While I only managed to complete one of my two tasks, I still had a fantastic experience. I had to fill out some paperwork, not unexpected, and then the receptionist looked it over and asked about my insurance. We had The Chat (see below). Or rather, I was prepared to have The Chat and she just wanted to make sure I knew about the law, and was completely pleasant/neutral when I said it was too expensive. Before she started entering my info, she made a point of telling me that their office doesn’t do the sliding scale charges that full-scale PP clinics do, and so I would have to pay in full for the tests. STD tests are not cheap ($75-$200 depending on what you’re testing for), and I opted not to get those at the moment. I’ll either trek over to the full-service PP in Allston or find another community clinic to visit (suggestions for Cambridge/Somerville are welcome).
I had a short wait and then a lovely visit with the NP on duty. She asked a very few questions about when my last checkup was, insurance sitation, etc., and was once again pleasant and completely non-judgemental. She took my blood pressure (um, it was really good, and I forget the numbers; 125/65? 80? Sorry Mom, I know you like to know.), and we spent most of our short conversation talking about the side effects of Ortho Evra. Was I aware of them, had I been experiencing any, etc. No awkward conversation about what I’d been up to since I had my last exam. Then she jumped on her computer and looked me up, and tapped in some notes.
I had opted for a wonderful option that Planned Parenthood offers — you walk out the door with a full year’s worth of your birth control of choice, pay for one month’s worth before you leave, and they charge your credit card every month. Sweet! All the OE they had on hand was going to expire in 6/08, so I took nine month’s worth, and will go back some other time to pick up the rest (everyone assured me they would make a note on my account). What a relief to not have the monthly annoying visit to the pharmacy.
But the best part is this: the monthly cost of Ortho Evra through Plan is $20 less than what I have been paying at CVS. (PP recently had to raise the price because the manufacturer did, again, and everyone was very apologetic that they can’t sell me that for the same price that they can sell the Pill.) Why didn’t I do this sooner!?
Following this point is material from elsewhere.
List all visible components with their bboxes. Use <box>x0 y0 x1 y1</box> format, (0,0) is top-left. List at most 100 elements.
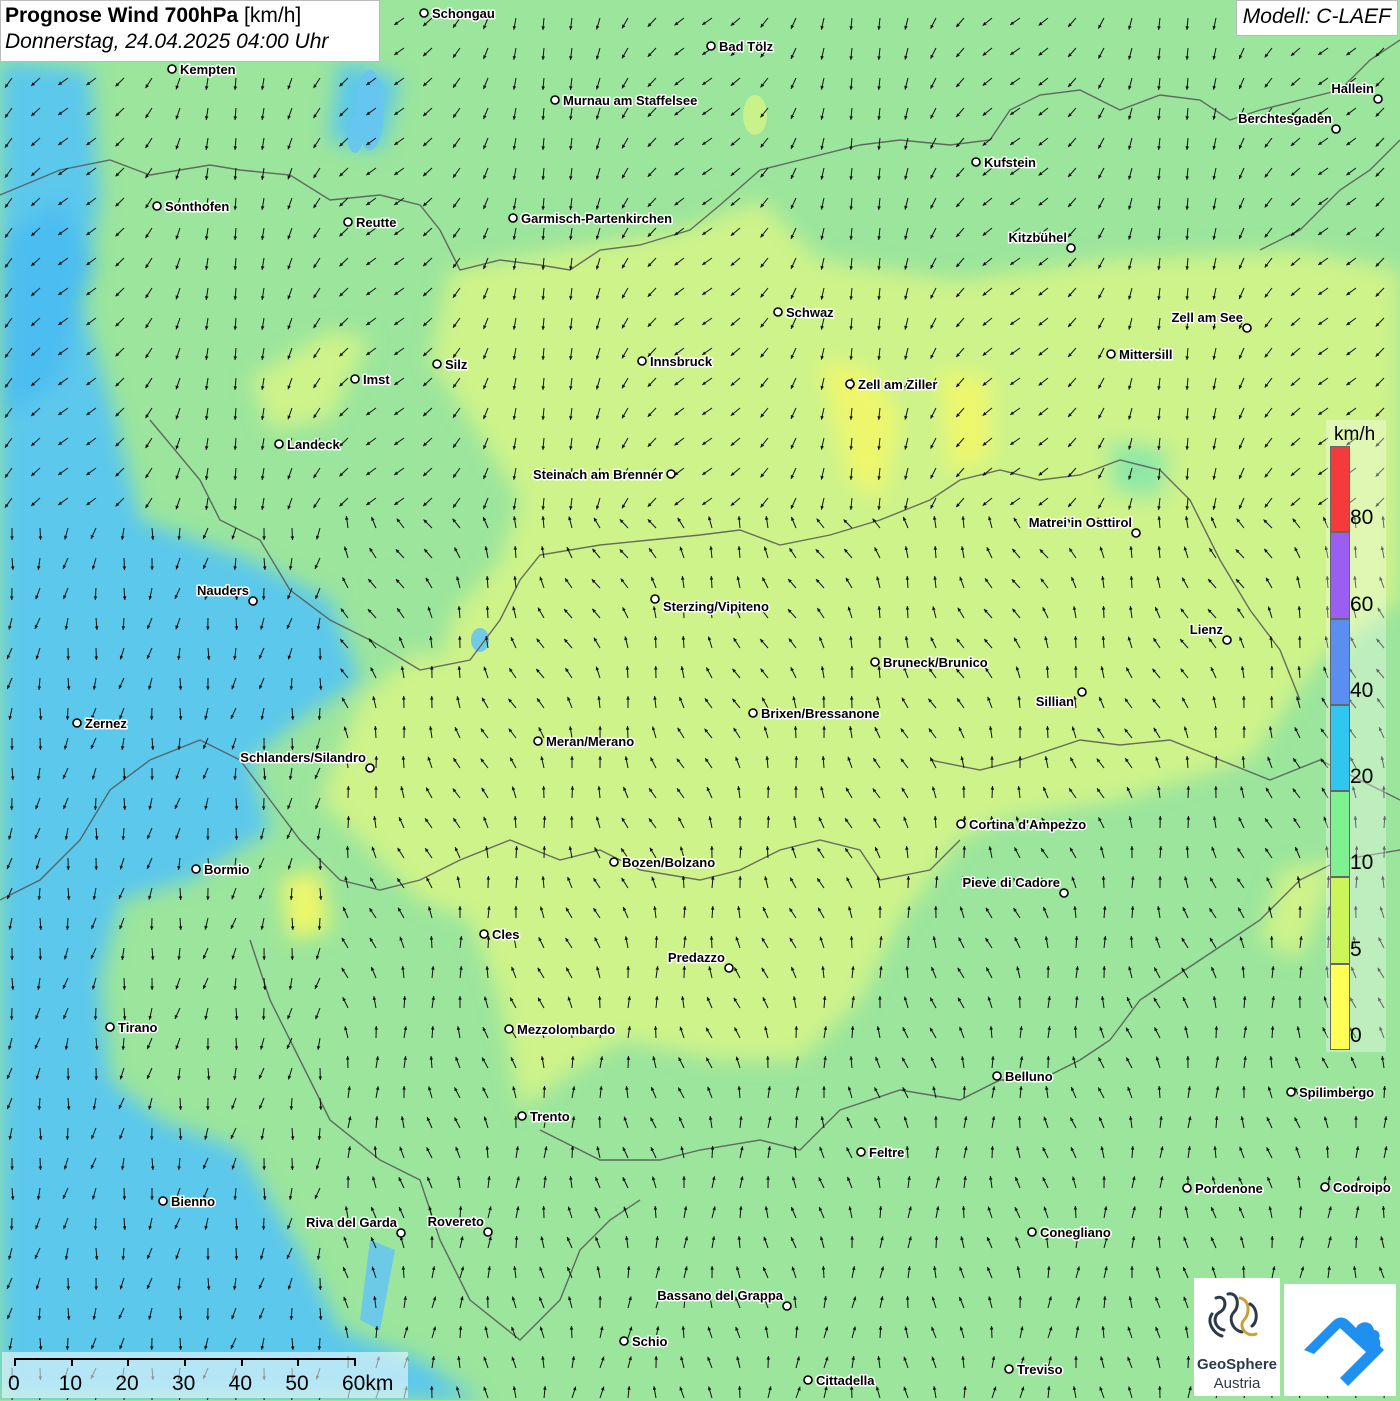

So I urge you, if there is a PP you can get to, even if it is a pain, give them a call and find out how much they charge for your birth control. And if it’s significantly cheaper than what you pay now, go visit them and get your year’s worth up front. You don’t need a prescription from a doctor, and you can get it without a pelvic exam (though they do like it if you’ve had one in the last year or so). Check here to find a PP near you.
So, all in all, I had a fantastic experience.
* Yes, Massachusetts currently requires all residents to carry health insurance. Yes, they offer plans you can buy if you can’t get any through work or school. No, they are not actually all that affordable — the plans for my income bracket ($15,000, student or unemployed) start at $163 a month, with no prescription coverage. In what world is that affordable to someone who doesn’t have the cushion of generous parents and student loan refund income? I refuse to purchase it on principle.